No longer unexpected
As the coronavirus spreads, that list will likely grow, but neither Manulife nor TuGo will cover new customers who book trips to any destinations that get added to the government’s list.
Industry expert Will McAleer says cancellation insurance is supposed to cover sudden and unanticipated events, such as falling ill and not being able to take your trip.
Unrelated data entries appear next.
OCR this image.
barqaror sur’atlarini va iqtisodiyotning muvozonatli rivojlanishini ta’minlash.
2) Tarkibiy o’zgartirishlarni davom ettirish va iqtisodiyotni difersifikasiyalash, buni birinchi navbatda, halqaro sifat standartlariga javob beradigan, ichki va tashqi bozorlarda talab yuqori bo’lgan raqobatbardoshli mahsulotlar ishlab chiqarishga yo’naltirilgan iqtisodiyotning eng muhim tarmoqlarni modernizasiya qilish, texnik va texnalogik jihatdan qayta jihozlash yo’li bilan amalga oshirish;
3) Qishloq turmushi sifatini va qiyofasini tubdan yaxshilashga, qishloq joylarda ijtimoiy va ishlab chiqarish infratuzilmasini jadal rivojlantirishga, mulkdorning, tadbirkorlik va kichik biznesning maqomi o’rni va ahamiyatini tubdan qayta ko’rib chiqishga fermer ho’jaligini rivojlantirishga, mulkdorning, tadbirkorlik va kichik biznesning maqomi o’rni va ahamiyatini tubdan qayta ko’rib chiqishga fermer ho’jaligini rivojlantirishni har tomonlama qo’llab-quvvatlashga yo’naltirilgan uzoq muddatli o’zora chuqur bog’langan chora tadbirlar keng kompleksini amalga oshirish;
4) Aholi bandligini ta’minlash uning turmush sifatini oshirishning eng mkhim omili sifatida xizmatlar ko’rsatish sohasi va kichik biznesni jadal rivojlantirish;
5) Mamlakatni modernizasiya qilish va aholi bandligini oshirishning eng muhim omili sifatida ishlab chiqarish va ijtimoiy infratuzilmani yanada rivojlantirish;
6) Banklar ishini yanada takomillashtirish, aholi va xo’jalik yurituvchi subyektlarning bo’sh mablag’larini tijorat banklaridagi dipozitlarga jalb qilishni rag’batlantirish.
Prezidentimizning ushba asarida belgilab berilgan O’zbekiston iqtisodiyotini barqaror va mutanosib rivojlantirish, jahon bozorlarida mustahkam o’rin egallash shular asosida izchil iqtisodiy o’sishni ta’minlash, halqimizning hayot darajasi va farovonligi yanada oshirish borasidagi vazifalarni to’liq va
He said companies cutting off coronavirus cancellation coverage have likely deemed that it no longer fits in that category.
“They appear to be saying that, ‘Hey, you know about it,'” said McAleer, executive director of the Travel Health Insurance Association of Canada.
“We’ve now seen [the virus] spread from country to country and as a result, thinking that it could spread to yet another country should certainly be something that we can all expect.”
Firestone advises travelers who haven’t already purchased insurance and plan to travel during the coronavirus outbreak to start shopping around, as he anticipates other providers will also change their cancellation coverage.
“I think they’re all going to jump on the bandwagon.”
While some travellers may feel the new development is unfair, Firestone points out that travel insurance was designed to cover the odd mishap, not large numbers of travellers cancelling their trips — which could become the case with the coronavirus outbreak.
“That’s changed the odds,” he said. “Everyone’s got these sort of loss-ratios they work on and they all got thrown out the window with this.”
Meanwhile, bucking the trend, Air Canada, WestJet and Air Transat have each announced new policies that actually broaden coverage for travellers during the coronavirus outbreak. Air Canada and Air Transat passengers booking a flight between March 4 and 31 for travel over the next 12 months can now make changes at a later date, free of charge.
WestJet passengers booking flights between March 3 and 17 for travel through June 24 will also be allowed to make a flight change for free.